Flushing is the final step in the indexing process that makes your document data searchable. This stage updates the on-disk inverted index with the information that is held in the index cache, which has been built from parsing the input documents.
The flushing operation is predominantly bound by disk I/O. During the flush, the IDOL Content component completely rereads and rewrites the term dictionary file, to update the entries and insert new ones. The I/O is therefore proportional to the number of unique terms in your index. Content also completely rereads and rewrites the current term posting file.
Both of these operations require several linear reads of the original files, and a linear write to the output files.
During the flush, queries continue to run against the original dictionary and posting files. When the flush is complete, the queries swap to using the updated versions of these files, and IDOL deletes the original files.
When multiple Content components use the same backend storage device (for example, sharing a physical disk or SAN device), simultaneous flushing can lead to I/O contention, which decreases the overall I/O throughput. When this happens, it can affect the indexing speed, because it slows down the flush for each Content component, and query speed, because I/O saturation affects the ability of the query threads to read the index files.
To mitigate I/O contention, Micro Focus recommends that you use either a flush lock file, if the file system supports file locking, or a flush lock server. These mechanisms allow you to limit how many components can flush simultaneously, while the others wait in turn.

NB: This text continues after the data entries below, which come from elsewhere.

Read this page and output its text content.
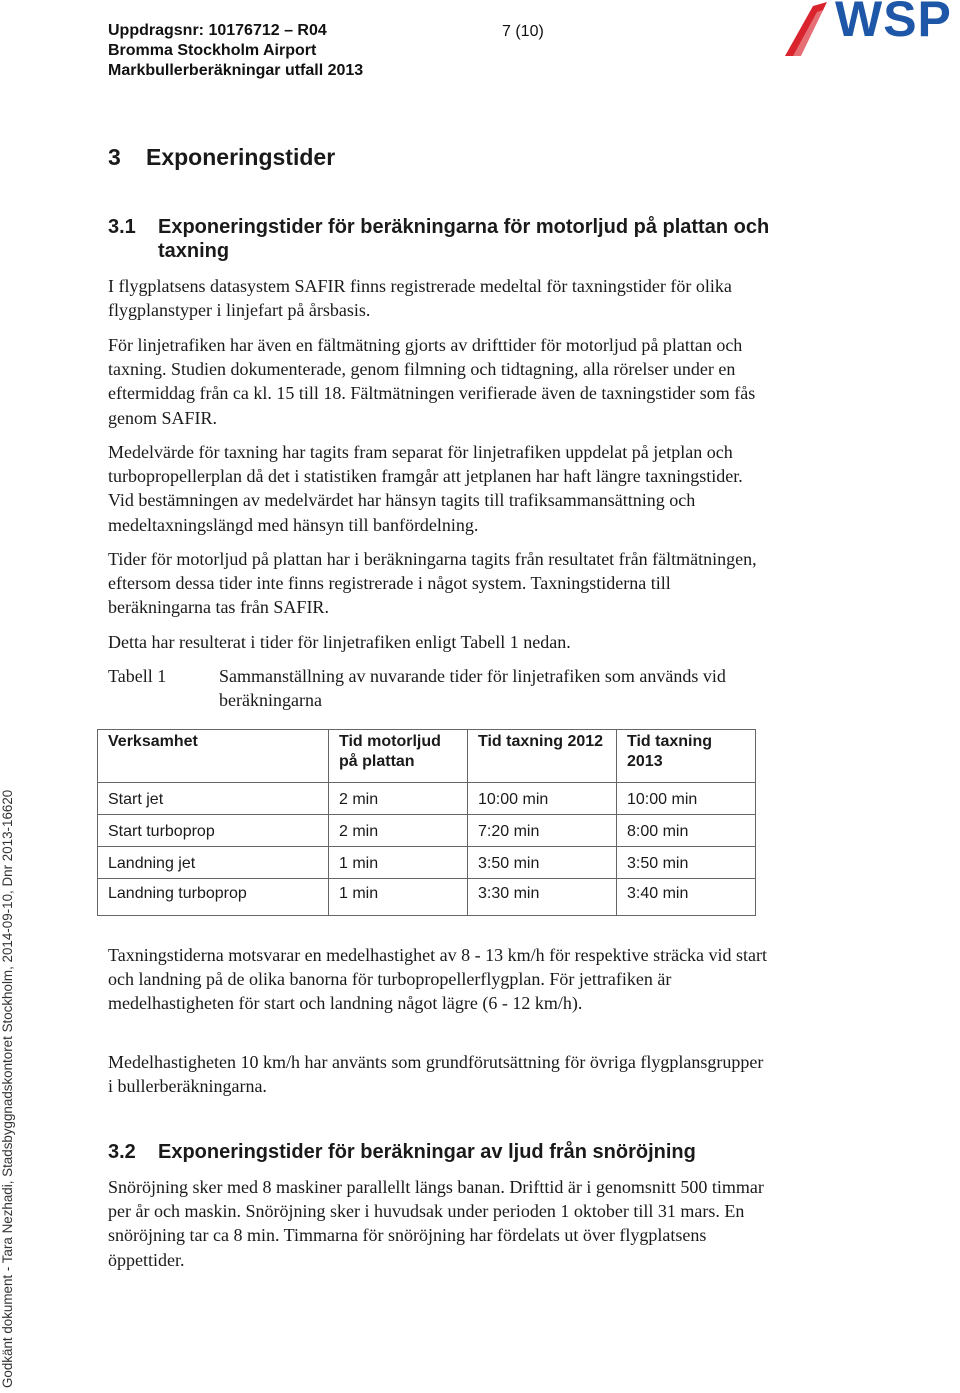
Uppdragsnr: 10176712 – R04
Bromma Stockholm Airport
Markbullerberäkningar utfall 2013
7 (10)	WSP
Godkänt dokument - Tara Nezhadi, Stadsbyggnadskontoret Stockholm, 2014-09-10, Dnr 2013-16620
3 Exponeringstider
3.1 Exponeringstider för beräkningarna för motorljud på plattan och taxning

I flygplatsens datasystem SAFIR finns registrerade medeltal för taxningstider för olika flygplanstyper i linjefart på årsbasis.

För linjetrafiken har även en fältmätning gjorts av drifttider för motorljud på plattan och taxning. Studien dokumenterade, genom filmning och tidtagning, alla rörelser under en eftermiddag från ca kl. 15 till 18. Fältmätningen verifierade även de taxningstider som fås genom SAFIR.

Medelvärde för taxning har tagits fram separat för linjetrafiken uppdelat på jetplan och turbopropellerplan då det i statistiken framgår att jetplanen har haft längre taxningstider. Vid bestämningen av medelvärdet har hänsyn tagits till trafiksammansättning och medeltaxningslängd med hänsyn till banfördelning.

Tider för motorljud på plattan har i beräkningarna tagits från resultatet från fältmätningen, eftersom dessa tider inte finns registrerade i något system. Taxningstiderna till beräkningarna tas från SAFIR.

Detta har resulterat i tider för linjetrafiken enligt Tabell 1 nedan.

Tabell 1	Sammanställning av nuvarande tider för linjetrafiken som används vid beräkningarna
Verksamhet	Tid motorljud på plattan	Tid taxning 2012	Tid taxning 2013
Start jet	2 min	10:00 min	10:00 min
Start turboprop	2 min	7:20 min	8:00 min
Landning jet	1 min	3:50 min	3:50 min
Landning turboprop	1 min	3:30 min	3:40 min

Taxningstiderna motsvarar en medelhastighet av 8 - 13 km/h för respektive sträcka vid start och landning på de olika banorna för turbopropellerflygplan. För jettrafiken är medelhastigheten för start och landning något lägre (6 - 12 km/h).

Medelhastigheten 10 km/h har använts som grundförutsättning för övriga flygplansgrupper i bullerberäkningarna.

3.2 Exponeringstider för beräkningar av ljud från snöröjning

Snöröjning sker med 8 maskiner parallellt längs banan. Drifttid är i genomsnitt 500 timmar per år och maskin. Snöröjning sker i huvudsak under perioden 1 oktober till 31 mars. En snöröjning tar ca 8 min. Timmarna för snöröjning har fördelats ut över flygplatsens öppettider.
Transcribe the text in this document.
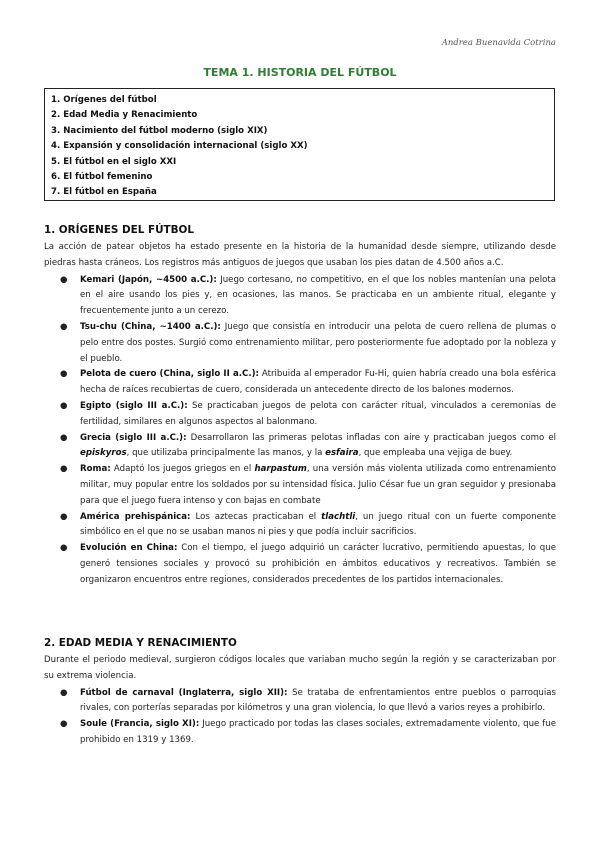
Andrea Buenavida Cotrina
TEMA 1. HISTORIA DEL FÚTBOL
1. Orígenes del fútbol
2. Edad Media y Renacimiento
3. Nacimiento del fútbol moderno (siglo XIX)
4. Expansión y consolidación internacional (siglo XX)
5. El fútbol en el siglo XXI
6. El fútbol femenino
7. El fútbol en España
1. ORÍGENES DEL FÚTBOL

La acción de patear objetos ha estado presente en la historia de la humanidad desde siempre, utilizando desde piedras hasta cráneos. Los registros más antiguos de juegos que usaban los pies datan de 4.500 años a.C.

● Kemari (Japón, ~4500 a.C.): Juego cortesano, no competitivo, en el que los nobles mantenían una pelota en el aire usando los pies y, en ocasiones, las manos. Se practicaba en un ambiente ritual, elegante y frecuentemente junto a un cerezo.
● Tsu-chu (China, ~1400 a.C.): Juego que consistía en introducir una pelota de cuero rellena de plumas o pelo entre dos postes. Surgió como entrenamiento militar, pero posteriormente fue adoptado por la nobleza y el pueblo.
● Pelota de cuero (China, siglo II a.C.): Atribuida al emperador Fu-Hi, quien habría creado una bola esférica hecha de raíces recubiertas de cuero, considerada un antecedente directo de los balones modernos.
● Egipto (siglo III a.C.): Se practicaban juegos de pelota con carácter ritual, vinculados a ceremonias de fertilidad, similares en algunos aspectos al balonmano.
● Grecia (siglo III a.C.): Desarrollaron las primeras pelotas infladas con aire y practicaban juegos como el episkyros, que utilizaba principalmente las manos, y la esfaira, que empleaba una vejiga de buey.
● Roma: Adaptó los juegos griegos en el harpastum, una versión más violenta utilizada como entrenamiento militar, muy popular entre los soldados por su intensidad física. Julio César fue un gran seguidor y presionaba para que el juego fuera intenso y con bajas en combate
● América prehispánica: Los aztecas practicaban el tlachtli, un juego ritual con un fuerte componente simbólico en el que no se usaban manos ni pies y que podía incluir sacrificios.
● Evolución en China: Con el tiempo, el juego adquirió un carácter lucrativo, permitiendo apuestas, lo que generó tensiones sociales y provocó su prohibición en ámbitos educativos y recreativos. También se organizaron encuentros entre regiones, considerados precedentes de los partidos internacionales.
2. EDAD MEDIA Y RENACIMIENTO

Durante el periodo medieval, surgieron códigos locales que variaban mucho según la región y se caracterizaban por su extrema violencia.

● Fútbol de carnaval (Inglaterra, siglo XII): Se trataba de enfrentamientos entre pueblos o parroquias rivales, con porterías separadas por kilómetros y una gran violencia, lo que llevó a varios reyes a prohibirlo.
● Soule (Francia, siglo XI): Juego practicado por todas las clases sociales, extremadamente violento, que fue prohibido en 1319 y 1369.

You configure flush lock files by setting the FlushLockFile
parameter in your configuration file [Server]
section. You configure a flush lock server (Redis server) by configuring the [FlushLock]
section in your configuration file. For more details, refer to the IDOL Server Reference.
The flush process is more efficient if the server can flush large amounts of data in one go, rather than lots of smaller jobs. You can manage this process by setting the IndexCacheMaxSize
and MaxSyncDelay
parameters to large values, and setting DelayedSync
to True.
If you need to flush more frequently to satisfy your time-to-search requirements, it might be beneficial to set up a system with a small Content server to index new data, which you flush frequently, and a larger Content server to index the same data in bulk and flush less frequently.
An example of this set up might be:
MaxSyncDelay
set to 60 (every minute).MaxSyncDelay
set to 86400 (every 24 hours)A DIH mirrors data to both ContentA and ContentB.
Each night, a cron job or schedule sends an explicit DRESYNC
index action to ContentB to force the nightly flush, and also sends a DREINITIAL
index action to ContentA to reset it to an empty server for the next day.
In this case, you must use the DAH to query both Content components. You can deduplicate the query results by using the Combine
query options.
|